A third option is to build palliative care skills and knowledge among nursing home staff, from direct care workers, to nursing managers to medical directors. Multiple online palliative care training curricula are now available with associated continuing education credits for nurses, social workers and physicians. A similar online curriculum for direct care workers will be available soon. A list of the broad range of mid-career training alternatives for clinicians of all disciplines and at all levels of experience can be found in the accompanying table.

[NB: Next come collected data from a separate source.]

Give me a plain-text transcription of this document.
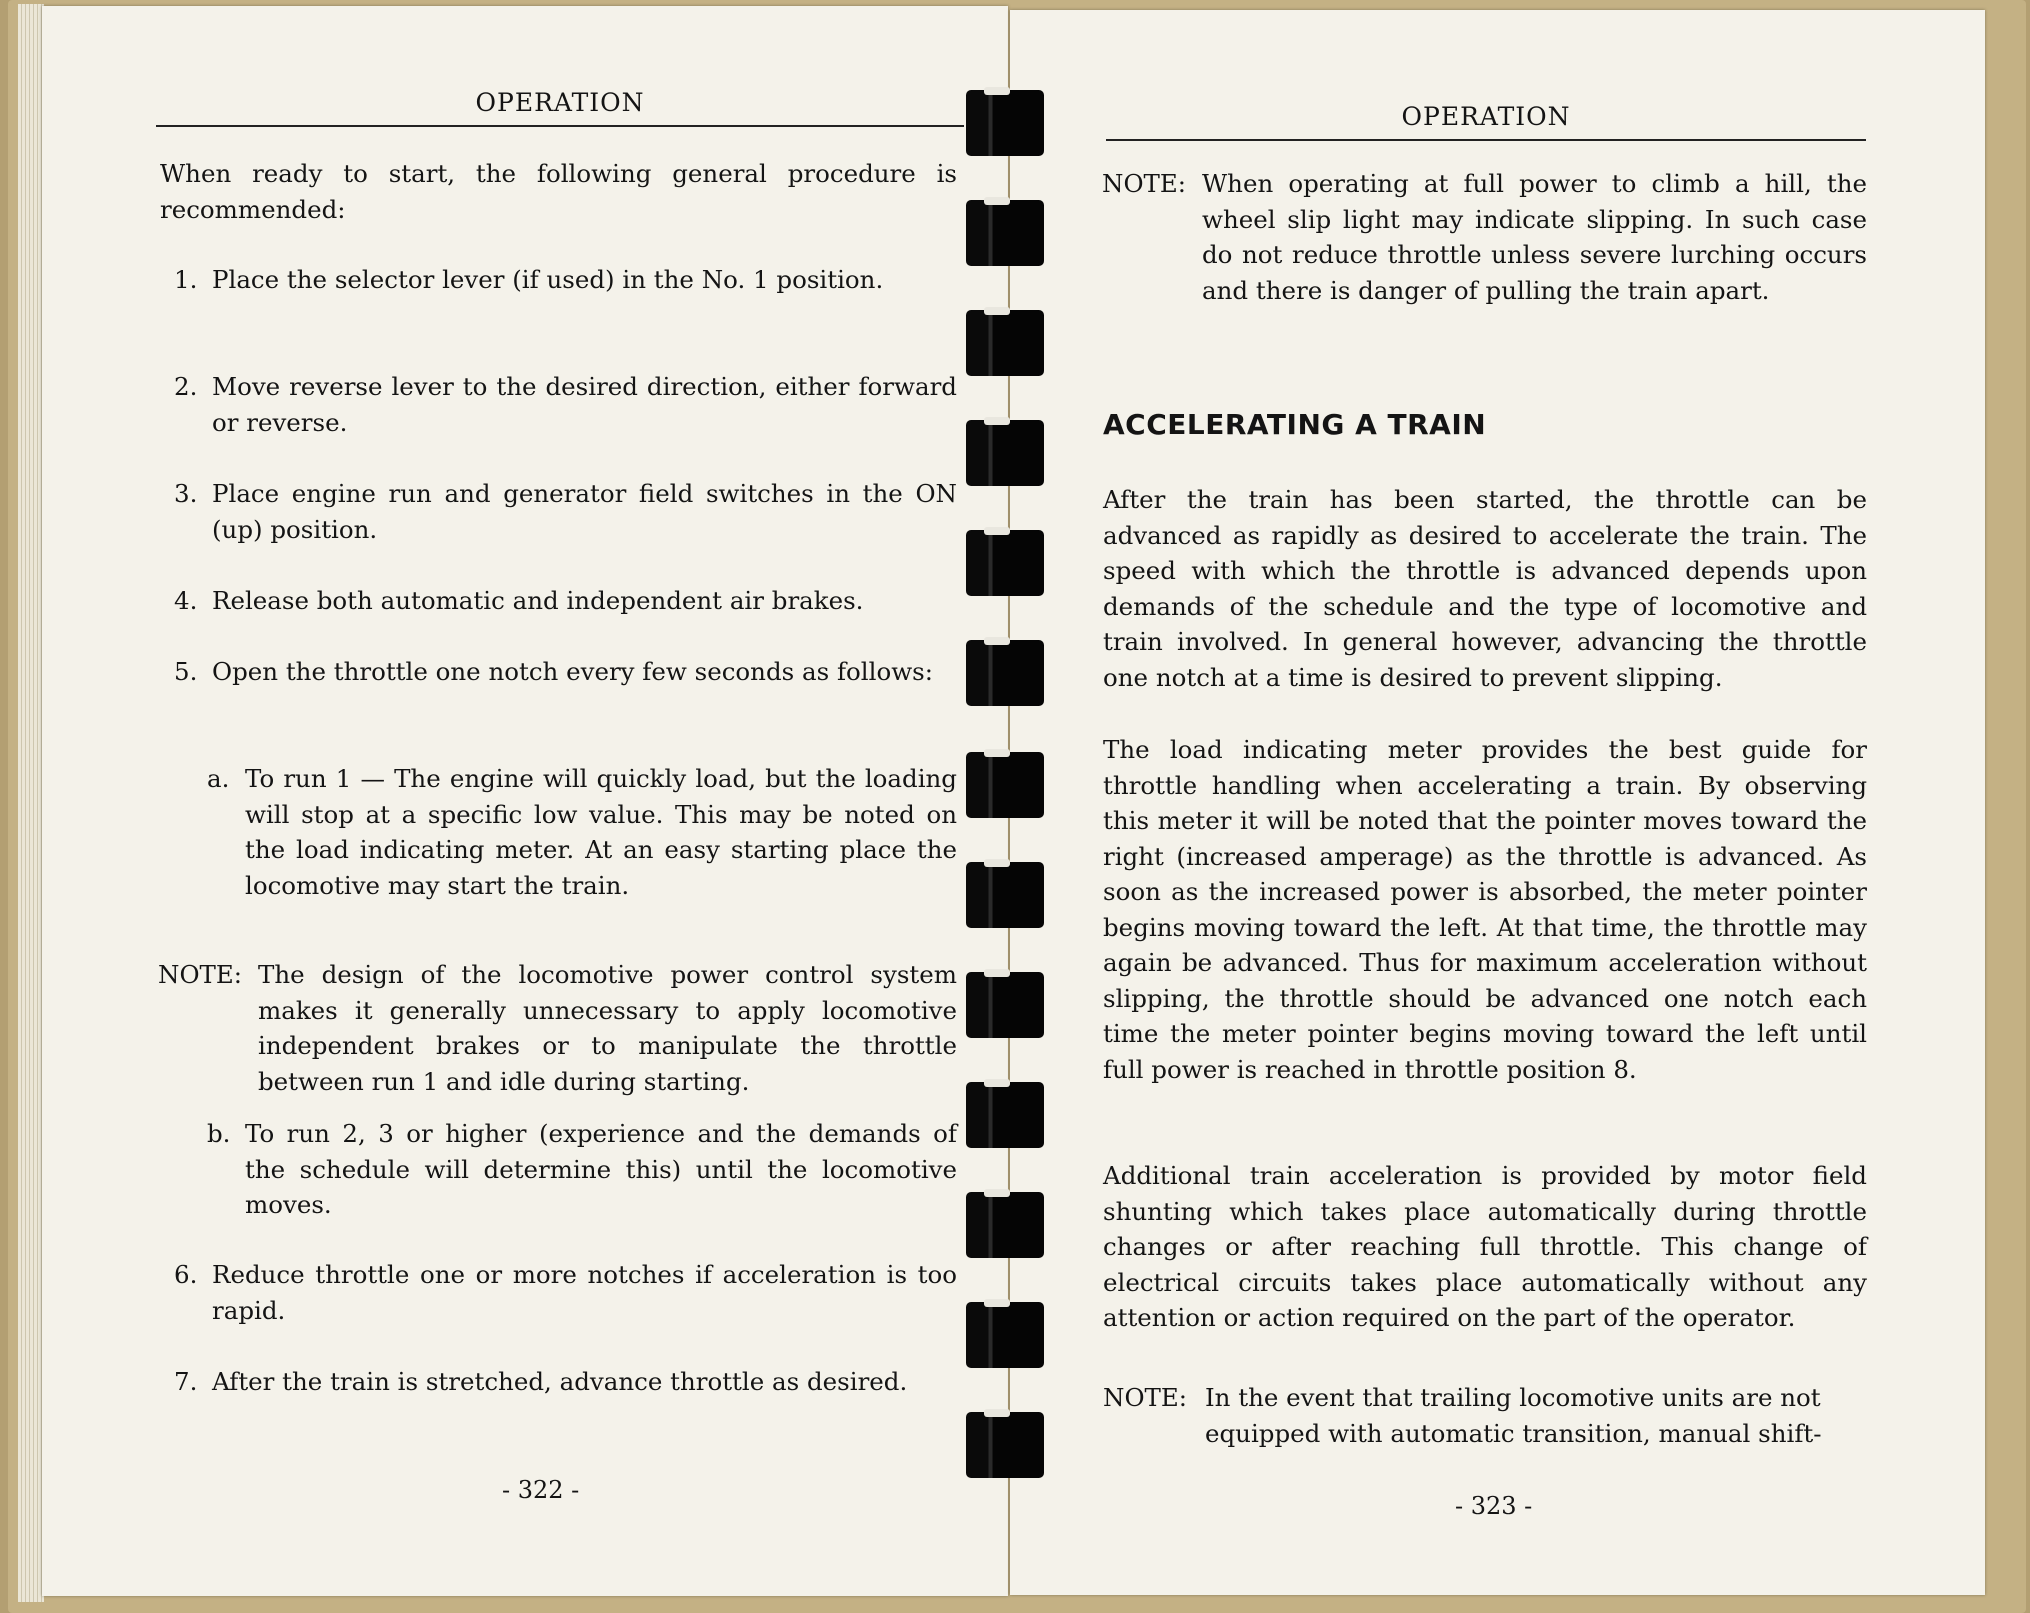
OPERATION

When ready to start, the following general procedure is recommended:

1. Place the selector lever (if used) in the No. 1 position.

2. Move reverse lever to the desired direction, either forward or reverse.

3. Place engine run and generator field switches in the ON (up) position.

4. Release both automatic and independent air brakes.

5. Open the throttle one notch every few seconds as follows:

a. To run 1 — The engine will quickly load, but the loading will stop at a specific low value. This may be noted on the load indicating meter. At an easy starting place the locomotive may start the train.

NOTE: The design of the locomotive power control system makes it generally unnecessary to apply locomotive independent brakes or to manipulate the throttle between run 1 and idle during starting.

b. To run 2, 3 or higher (experience and the demands of the schedule will determine this) until the locomotive moves.

6. Reduce throttle one or more notches if acceleration is too rapid.

7. After the train is stretched, advance throttle as desired.

- 322 -
OPERATION
NOTE: When operating at full power to climb a hill, the wheel slip light may indicate slipping. In such case do not reduce throttle unless severe lurching occurs and there is danger of pulling the train apart.

ACCELERATING A TRAIN

After the train has been started, the throttle can be advanced as rapidly as desired to accelerate the train. The speed with which the throttle is advanced depends upon demands of the schedule and the type of locomotive and train involved. In general however, advancing the throttle one notch at a time is desired to prevent slipping.

The load indicating meter provides the best guide for throttle handling when accelerating a train. By observing this meter it will be noted that the pointer moves toward the right (increased amperage) as the throttle is advanced. As soon as the increased power is absorbed, the meter pointer begins moving toward the left. At that time, the throttle may again be advanced. Thus for maximum acceleration without slipping, the throttle should be advanced one notch each time the meter pointer begins moving toward the left until full power is reached in throttle position 8.

Additional train acceleration is provided by motor field shunting which takes place automatically during throttle changes or after reaching full throttle. This change of electrical circuits takes place automatically without any attention or action required on the part of the operator.

NOTE: In the event that trailing locomotive units are not equipped with automatic transition, manual shift-

- 323 -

Palliative care produces high quality clinical and efficiency outcomes for residents, their families, nursing home staff and the health system. Nursing homes that integrate palliative care can build a track record of high quality care and low rates of readmission and emergency department use that will position them for success as reliable partners to the clinicians and the hospitals in the community. In the new value-based payment environment, these are the nursing homes that risk-bearing organizations (just about everybody, these days) will seek out for collaboration, partnerships or contracts as they seek to deliver value across the continuum of care.